Lucille knocked on Luca’s bedroom door and stuck her head around it. She stepped in and was smacked by the stuffy, stale air that carried a malodorous smell.

“Luca! You in here?” she called.

“What do you want?” was the disgruntled reply.

“Dude! Did you not see my calls or messages?”


“I don’t know what is up with you lately. Where have you been?”


“Luca, I needed you. I need my best friend by my side again. My dad is in the hospital again, and I just... need you,” Lucille pleaded.

“I don’t care about your stuff right now. I’m dealing with my stuff, so please leave.”

“Leave? Do you need help? Talk to me.”

“You wouldn’t-can’t understand. Either keep quiet or leave.”

Lucille saw red. “What is wrong with you? You’re holed up in this room. You’re ignoring me. And what is that smell? Are you smoking weed?”

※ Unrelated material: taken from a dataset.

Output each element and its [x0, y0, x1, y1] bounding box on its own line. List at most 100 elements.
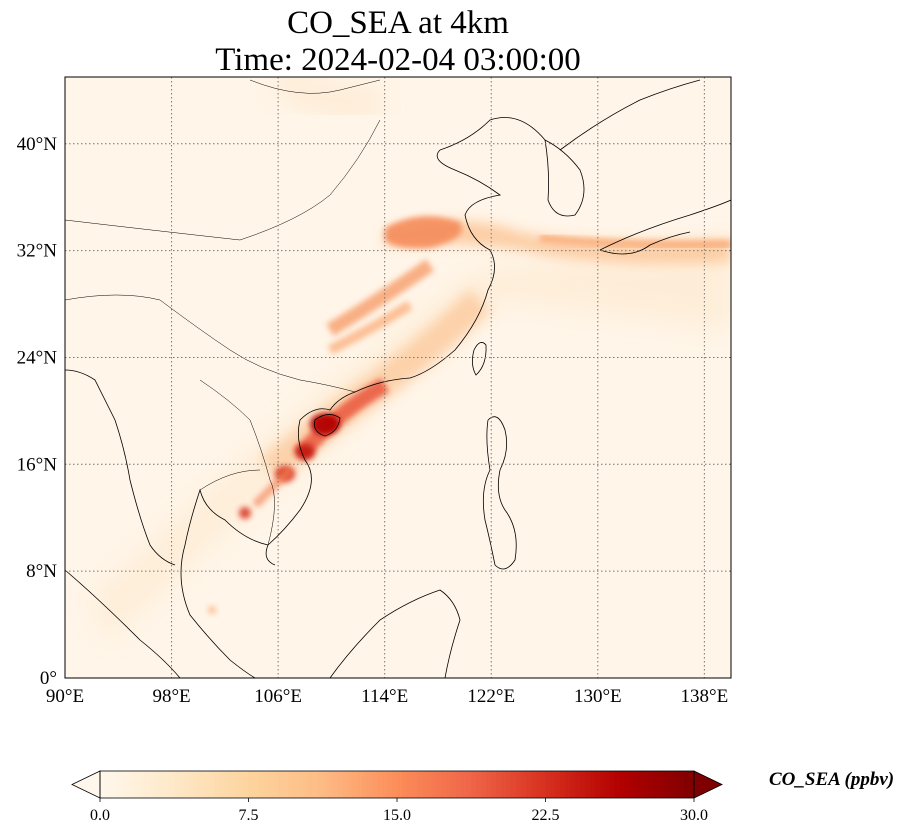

“Stay out of my business!” Luca yelled. “You’re supposed to be my best friend. You can’t just come in here and judge me!”

“Oh, now you want to be friends? My friend is the person who sat beside me on that park bench four years ago and asked for my name! My friend is the person who makes up silly words every day. My friend is the person who holds me and whispers, ‘everything is going to be okay, little star’ whenever my dad is hospitalized. This person sitting in front of me is not my friend.”

Luca stared open-mouthed.

“I don’t want to have anything to do with you, and I don’t think anyone else does either.”